Obesity and diabetes are associated with increased intracellular p38 mitogen-activated protein kinase (MAPK) signalling, which may promote tissue inflammation and injury. Activation of p38 MAPK can be induced by either of the immediate upstream kinases, MAP kinase kinase (MKK)3 or MKK6, and recent evidence suggests that MKK3 has non-redundant roles in the pathology attributed to p38 MAPK activation. Therefore, this study examined whether MKK3 signalling influences the development of obesity, type 2 diabetes and diabetic nephropathy.

Wild-type and Mkk3 (also known as Map2k3) gene-deficient db/db mice were assessed for the development of obesity, type 2 diabetes and renal injury from 8 to 32 weeks of age.

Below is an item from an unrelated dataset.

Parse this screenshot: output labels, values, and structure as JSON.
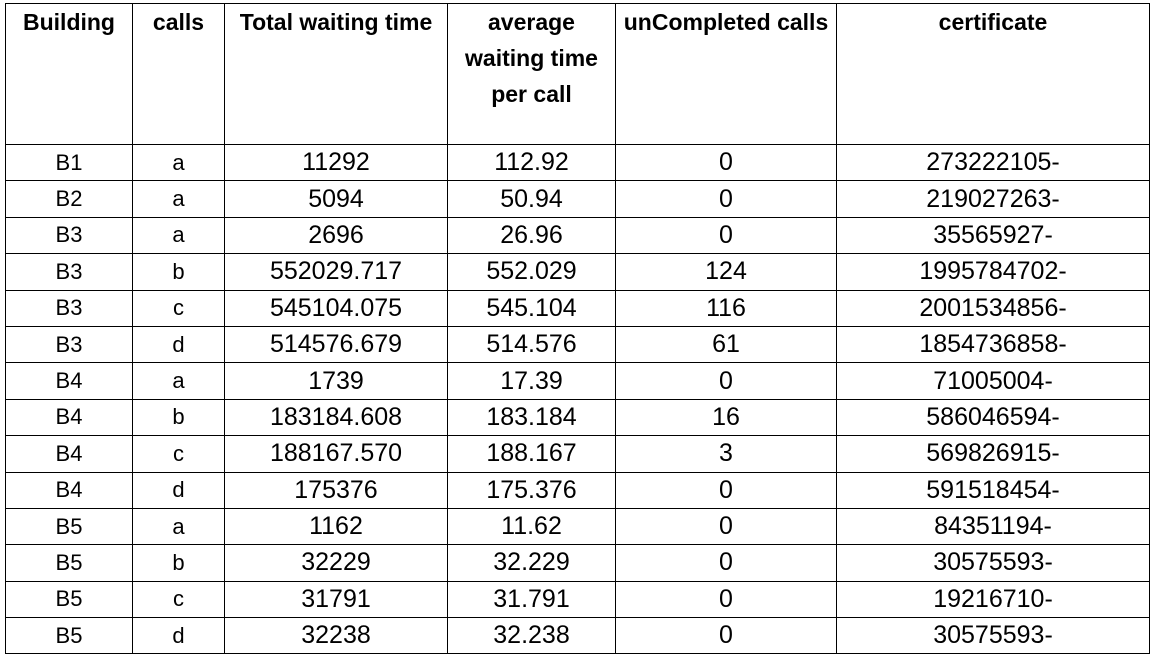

Mkk3 ^+/+ db/db and Mkk3 ^−/− db/db mice developed comparable obesity and were similar in terms of incidence and severity of type 2 diabetes. At 32 weeks, diabetic Mkk3 ^+/+ db/db mice had increased kidney levels of phospho-p38 and MKK3 protein. In comparison, kidney levels of phospho-p38 in diabetic Mkk3 ^−/− db/db mice remained normal, despite a fourfold compensatory increase in MKK6 protein levels. The reduced levels of p38 MAPK signalling in the diabetic kidneys of Mkk3 ^−/− db/db mice was associated with protection against the following: declining renal function, increasing albuminuria, renal hypertrophy, podocyte loss, mesangial cell activation and glomerular fibrosis. Diabetic Mkk3 ^−/− db/db mice were also significantly protected from tubular injury and interstitial fibrosis, which was associated with reduced Ccl2 mRNA expression and interstitial macrophage accumulation.

MKK3–p38 MAPK signalling is not required for the development of obesity or type 2 diabetes, but plays a distinct pathogenic role in the progression of diabetic nephropathy in db/db mice.